Monday, June 30, 2014

The Kiss of Deception

The Kiss of Deception by Mary Pearson is a book I looked forward to with much anticipation. I will always read a political intrigue fantasy story, even if many times they leave me dissatisfied. As I began to read, I thought this might be one of those. I almost DNFed it. In the end I'm glad I didn't because once stuff started happening, it got really good.

In a society steeped in tradition, Princess Lia’s life follows a preordained course. As First Daughter, she is expected to have the revered gift of sight—but she doesn’t—and she knows her parents are perpetrating a sham when they arrange her marriage to secure an alliance with a neighboring kingdom—to a prince she has never met.
On the morning of her wedding, Lia flees to a distant village. She settles into a new life, hopeful when two mysterious and handsome strangers arrive—and unaware that one is the jilted prince and the other an assassin sent to kill her. Deception abounds, and Lia finds herself on the brink of unlocking perilous secrets—even as she finds herself falling in love.

I loved the opening chapters of the book. I was entranced by the cadence of the words, the world-building, and Lia herself. I thought the build-up to Lia's flight and the carefully given glimpses into her life to explain it were truly well done. Then the narrator introduces the prince and the assassin in two chapters each form their point of view. And then a great deal doesn't happen but romantic angst for about 150 pages. This is where the author almost lost me. There isn't so much political intrigue as romantic intrigue. It is possible to do this well, but it felt a little forced here, like the author was trying so hard  to be coy, she lost what could have been a lot of great character and plot development as a result. It didn't help that Lia mentions that there is a lot banter exchanged between her and Rafe (and she enjoys this), but we as readers are not privy to this banter. Hello! I love good banter. I crave good banter. If you are going to spend so much time developing a romance, DEVELOP IT. Don't just tell me about it. I feel like this middle part could be much shorter and it would do the book a world of good. Eventually something happens that moves the plot forward and things get amazing from then on.

The latter third of the book is where Lia's character begins to turn into a person I will follow and cheer from now until the end of the trilogy. She comes across as spoiled (or at least she did to me at first). Not because she wants fine things and is unwilling to work, but because she abandoned her family and her people at a time they truly needed her. Running away from your father the king may seem brave but when it risks a war that will costs innocent lives, you are the one that is in the wrong. Lia's naiveté about the world and the way it works starts to melt away as she is forced to confront some harsh realities. The Lia that is present at the end of the book is very different from the one at the  beginning and I like her so much better, but it was interesting to watch her get there. That change happening as it did was what was needed to make her the hero she will need to be for what is coming next. 

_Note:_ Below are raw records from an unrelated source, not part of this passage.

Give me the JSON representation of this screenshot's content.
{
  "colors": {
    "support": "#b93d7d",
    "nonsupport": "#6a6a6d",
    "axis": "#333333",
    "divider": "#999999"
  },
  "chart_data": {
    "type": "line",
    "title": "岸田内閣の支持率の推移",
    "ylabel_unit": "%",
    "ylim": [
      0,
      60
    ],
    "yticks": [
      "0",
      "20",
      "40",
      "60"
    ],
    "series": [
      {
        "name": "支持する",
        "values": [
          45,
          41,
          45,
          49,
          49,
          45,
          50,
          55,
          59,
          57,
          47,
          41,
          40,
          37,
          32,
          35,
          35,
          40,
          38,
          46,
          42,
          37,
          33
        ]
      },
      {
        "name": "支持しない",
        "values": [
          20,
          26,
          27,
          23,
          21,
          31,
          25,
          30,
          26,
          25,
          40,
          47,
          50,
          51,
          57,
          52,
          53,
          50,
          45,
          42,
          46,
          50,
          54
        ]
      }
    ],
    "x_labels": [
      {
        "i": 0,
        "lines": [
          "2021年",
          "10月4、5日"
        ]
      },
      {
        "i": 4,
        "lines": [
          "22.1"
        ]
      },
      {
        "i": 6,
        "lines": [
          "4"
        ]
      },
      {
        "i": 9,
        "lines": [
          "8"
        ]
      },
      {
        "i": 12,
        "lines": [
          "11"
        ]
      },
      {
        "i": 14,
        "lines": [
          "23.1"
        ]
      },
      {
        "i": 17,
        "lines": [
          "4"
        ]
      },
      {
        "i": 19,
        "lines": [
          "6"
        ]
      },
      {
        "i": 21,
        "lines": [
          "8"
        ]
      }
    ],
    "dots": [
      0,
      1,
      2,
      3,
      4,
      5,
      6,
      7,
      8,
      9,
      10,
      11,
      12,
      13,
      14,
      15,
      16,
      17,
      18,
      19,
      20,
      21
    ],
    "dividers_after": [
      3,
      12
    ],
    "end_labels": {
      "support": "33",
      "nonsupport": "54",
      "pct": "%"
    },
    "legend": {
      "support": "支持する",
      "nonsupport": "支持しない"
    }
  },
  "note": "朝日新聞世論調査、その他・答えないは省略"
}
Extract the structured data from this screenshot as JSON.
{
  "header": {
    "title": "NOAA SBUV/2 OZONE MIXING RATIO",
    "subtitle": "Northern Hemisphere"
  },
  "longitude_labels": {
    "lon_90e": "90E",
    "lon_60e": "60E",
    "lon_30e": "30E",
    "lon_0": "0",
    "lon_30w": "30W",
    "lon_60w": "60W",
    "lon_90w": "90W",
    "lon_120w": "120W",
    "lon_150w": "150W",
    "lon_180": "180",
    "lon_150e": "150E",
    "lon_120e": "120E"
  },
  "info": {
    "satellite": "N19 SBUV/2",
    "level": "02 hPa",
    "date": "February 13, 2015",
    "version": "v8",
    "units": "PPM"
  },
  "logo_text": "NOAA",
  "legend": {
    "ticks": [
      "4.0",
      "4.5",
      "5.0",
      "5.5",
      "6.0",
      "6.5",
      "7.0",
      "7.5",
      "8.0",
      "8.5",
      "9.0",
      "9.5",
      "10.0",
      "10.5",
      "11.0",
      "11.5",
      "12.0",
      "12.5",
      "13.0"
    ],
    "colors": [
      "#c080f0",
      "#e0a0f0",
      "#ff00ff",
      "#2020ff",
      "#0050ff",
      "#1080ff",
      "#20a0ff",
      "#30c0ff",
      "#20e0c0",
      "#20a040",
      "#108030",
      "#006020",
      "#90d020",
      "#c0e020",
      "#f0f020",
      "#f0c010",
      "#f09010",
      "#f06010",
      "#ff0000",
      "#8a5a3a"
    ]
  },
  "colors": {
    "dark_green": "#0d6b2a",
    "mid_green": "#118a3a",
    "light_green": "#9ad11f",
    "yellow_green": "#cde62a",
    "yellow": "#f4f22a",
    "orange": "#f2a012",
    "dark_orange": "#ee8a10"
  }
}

Speaking of....this book has what could be called a cliffhanger ending except it really kind of just ends. It's not like we got to the climax and were left hanging. There is no climax. This feels like all rising action, which, I suppose, one could argue is fine in the first part of a trilogy. I personally just like each of my installments in a series or trilogy to have its own distinct plot arc. The writing is engaging though, and now I'm hooked. There is no way I'm going to let this trilogy go unfinished. I'm looking forward to seeing what happens in book two.

One other concern I had going in was that there was going to be a love triangle, and while what manifested here vaguely resembles one, I feel like Pearson dealt with that well. I can only hope that continues because I will be unhappy if Lia actually waffles at all between these two. I don't want to spoil anyone so I will just say this about the boys: one of them is amazing, one of them is so not. (Like getting drunk and assaulting her so not.) 

Overall this one is enjoyable, though I think the pacing could have been much better. The end really saved it for me and I'm glad I kept reading.

I read an e-galley provided by the publisher, Henry Holt, via NetGalley. The Kiss of Deception goes on sale July 8. 


  1. The "two mysterious and handsome strangers" bit in the synopsis put me off a bit. Otherwise, it looks interesting. I'm glad you reviewed this so I have a better idea of what to expect. I have a feeling my reaction will be similar to yours.

    1. Yes and I was really not happy with that at first, but I think she dealt with it well.